The pros and cons of convertible debt vs. priced equity rounds is currently the subject of an intense debate.  A recent survey of Angel Capital Association members published in Forbes (which was not a statistical sample) found the following:

  • 82% of ACA members preferred priced rounds for initial investments; however
  • 78% had participated in at least one convertible note in the prior 18 months; and
  • 25% used convertible notes for over half of their first investment deals.

Those in favor of convertible debt may be drawn by a number of advantages.  Structuring a convertible debt deal is significantly less expensive than a priced equity round.  The discount rate and valuation cap can be valuable rewards for early investment. There are fewer convertible note terms to negotiate, and they are highly flexible and subject to frequent innovation, which helps investors and entrepreneurs align their interests and negotiate contingencies for the many scenarios possible in the uncertain early stage period.

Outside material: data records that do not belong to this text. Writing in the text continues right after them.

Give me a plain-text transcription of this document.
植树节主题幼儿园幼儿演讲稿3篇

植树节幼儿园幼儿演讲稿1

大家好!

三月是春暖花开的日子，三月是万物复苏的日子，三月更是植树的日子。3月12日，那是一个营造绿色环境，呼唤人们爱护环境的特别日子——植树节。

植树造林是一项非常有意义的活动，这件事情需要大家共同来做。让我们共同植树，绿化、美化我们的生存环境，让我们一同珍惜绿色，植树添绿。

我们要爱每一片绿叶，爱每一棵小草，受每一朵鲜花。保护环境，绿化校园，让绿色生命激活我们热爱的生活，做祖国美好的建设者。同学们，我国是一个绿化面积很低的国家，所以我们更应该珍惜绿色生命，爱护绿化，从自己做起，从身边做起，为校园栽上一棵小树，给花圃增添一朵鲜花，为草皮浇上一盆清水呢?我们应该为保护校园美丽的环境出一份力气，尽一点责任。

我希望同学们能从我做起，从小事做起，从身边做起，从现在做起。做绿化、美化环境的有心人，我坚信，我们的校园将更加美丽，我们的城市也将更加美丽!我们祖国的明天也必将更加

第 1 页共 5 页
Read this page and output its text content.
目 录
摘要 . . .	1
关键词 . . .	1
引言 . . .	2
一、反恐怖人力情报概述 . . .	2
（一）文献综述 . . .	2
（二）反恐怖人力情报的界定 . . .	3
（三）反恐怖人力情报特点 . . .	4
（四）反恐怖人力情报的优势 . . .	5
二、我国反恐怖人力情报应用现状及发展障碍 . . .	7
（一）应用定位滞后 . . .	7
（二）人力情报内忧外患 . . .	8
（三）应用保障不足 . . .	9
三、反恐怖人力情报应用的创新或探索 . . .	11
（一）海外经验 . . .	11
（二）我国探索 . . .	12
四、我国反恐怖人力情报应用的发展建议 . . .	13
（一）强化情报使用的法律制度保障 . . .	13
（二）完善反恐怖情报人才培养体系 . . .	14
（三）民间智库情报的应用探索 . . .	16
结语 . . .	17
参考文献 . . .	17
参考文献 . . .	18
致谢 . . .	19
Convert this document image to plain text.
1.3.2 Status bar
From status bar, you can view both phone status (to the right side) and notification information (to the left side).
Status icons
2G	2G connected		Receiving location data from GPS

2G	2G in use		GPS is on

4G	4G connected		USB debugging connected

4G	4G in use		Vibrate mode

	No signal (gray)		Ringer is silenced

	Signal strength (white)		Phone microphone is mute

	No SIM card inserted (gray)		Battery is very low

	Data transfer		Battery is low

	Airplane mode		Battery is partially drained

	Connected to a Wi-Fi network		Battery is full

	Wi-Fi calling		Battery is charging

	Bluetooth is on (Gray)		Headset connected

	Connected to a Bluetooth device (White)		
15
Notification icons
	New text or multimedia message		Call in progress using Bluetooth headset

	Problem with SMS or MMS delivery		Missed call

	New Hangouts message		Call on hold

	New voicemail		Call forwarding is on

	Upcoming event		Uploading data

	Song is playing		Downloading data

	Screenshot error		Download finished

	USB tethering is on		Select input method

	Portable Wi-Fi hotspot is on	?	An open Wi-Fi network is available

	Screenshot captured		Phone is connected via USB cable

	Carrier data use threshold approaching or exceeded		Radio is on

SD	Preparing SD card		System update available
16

However, investors have reasons to be wary of convertible debt.  While priced equity rounds establish a company’s valuation, convertible debt includes inherent uncertainty.  Furthermore, equity investors negotiate and determine the company’s valuation prior to investing; convertible debt holders without proper valuation cap protection are exposed to an oversized valuation in the next funding round.  Priced equity rounds also include standard incentive-aligning mechanisms such as protective provisions and board representation that are not typically included with convertible debt rounds.  Also, convertible debt holders may miss out on tax benefits that are commonplace for equity investors, and in fact, may incur unintended tax consequences on conversion to equity.

Additionally, as the survey above noted, some investors believe there is a time and place for bubblegum Beatles and surly Stones.  The choice between convertible notes and priced equity rounds is not a zero-sum game; rather it is a choice of the investment approach that best suits the deal, investor and entrepreneur.  Ultimately, whether and under what terms investors and entrepreneurs Come Together is a weighing of pros and cons; after all, no investment is perfect because (say it with me) You Can’t Always Get What You Want.